Orthogonal Statistical Learning
This work addresses a foundational issue in machine learning by enabling robust statistical guarantees in settings with nuisance parameters, which is incremental as it builds on existing orthogonality concepts to provide new non-asymptotic results.
The paper tackles the problem of statistical learning with an unknown nuisance parameter by analyzing a two-stage meta-algorithm that leverages Neyman orthogonality to reduce the impact of nuisance estimation error on excess risk bounds, achieving oracle rates under certain conditions on metric entropy.

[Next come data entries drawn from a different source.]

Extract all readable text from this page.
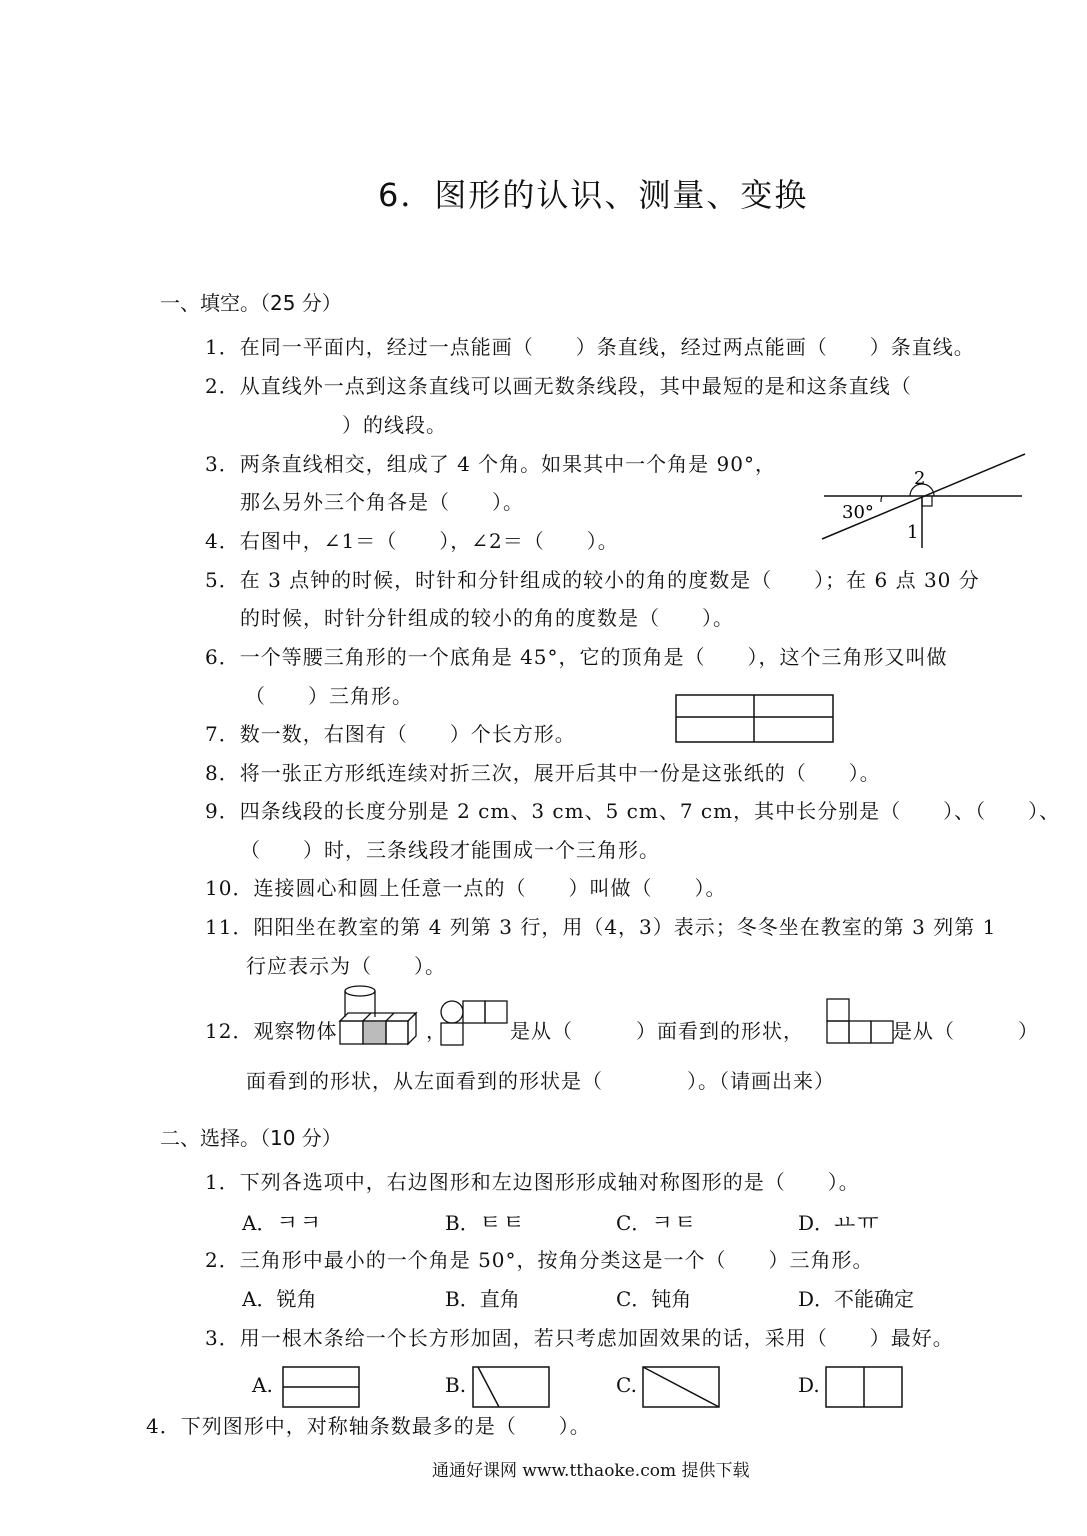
6．图形的认识、测量、变换
一、填空。（25 分）
1．在同一平面内，经过一点能画（　　）条直线，经过两点能画（　　）条直线。
2．从直线外一点到这条直线可以画无数条线段，其中最短的是和这条直线（
）的线段。
3．两条直线相交，组成了 4 个角。如果其中一个角是 90°，
那么另外三个角各是（　　）。
4．右图中，∠1＝（　　），∠2＝（　　）。
30°
1
2
5．在 3 点钟的时候，时针和分针组成的较小的角的度数是（　　）；在 6 点 30 分
的时候，时针分针组成的较小的角的度数是（　　）。
6．一个等腰三角形的一个底角是 45°，它的顶角是（　　），这个三角形又叫做
（　　）三角形。
7．数一数，右图有（　　）个长方形。
8．将一张正方形纸连续对折三次，展开后其中一份是这张纸的（　　）。
9．四条线段的长度分别是 2 cm、3 cm、5 cm、7 cm，其中长分别是（　　）、（　　）、
（　　）时，三条线段才能围成一个三角形。
10．连接圆心和圆上任意一点的（　　）叫做（　　）。
11．阳阳坐在教室的第 4 列第 3 行，用（4，3）表示；冬冬坐在教室的第 3 列第 1
行应表示为（　　）。
12．观察物体	，	是从（　　　）面看到的形状，	是从（　　　）
面看到的形状，从左面看到的形状是（　　　　）。（请画出来）
二、选择。（10 分）
1．下列各选项中，右边图形和左边图形形成轴对称图形的是（　　）。
A．ㅋㅋ	B．ㅌㅌ	C．ㅋㅌ	D．ㅛㅠ
2．三角形中最小的一个角是 50°，按角分类这是一个（　　）三角形。
A．锐角	B．直角	C．钝角	D．不能确定
3．用一根木条给一个长方形加固，若只考虑加固效果的话，采用（　　）最好。
A.	B.	C.	D.
4．下列图形中，对称轴条数最多的是（　　）。
通通好课网 www.tthaoke.com 提供下载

We provide non-asymptotic excess risk guarantees for statistical learning in a setting where the population risk with respect to which we evaluate the target parameter depends on an unknown nuisance parameter that must be estimated from data. We analyze a two-stage sample splitting meta-algorithm that takes as input arbitrary estimation algorithms for the target parameter and nuisance parameter. We show that if the population risk satisfies a condition called Neyman orthogonality, the impact of the nuisance estimation error on the excess risk bound achieved by the meta-algorithm is of second order. Our theorem is agnostic to the particular algorithms used for the target and nuisance and only makes an assumption on their individual performance. This enables the use of a plethora of existing results from machine learning to give new guarantees for learning with a nuisance component. Moreover, by focusing on excess risk rather than parameter estimation, we can provide rates under weaker assumptions than in previous works and accommodate settings in which the target parameter belongs to a complex nonparametric class. We provide conditions on the metric entropy of the nuisance and target classes such that oracle rates of the same order as if we knew the nuisance parameter are achieved.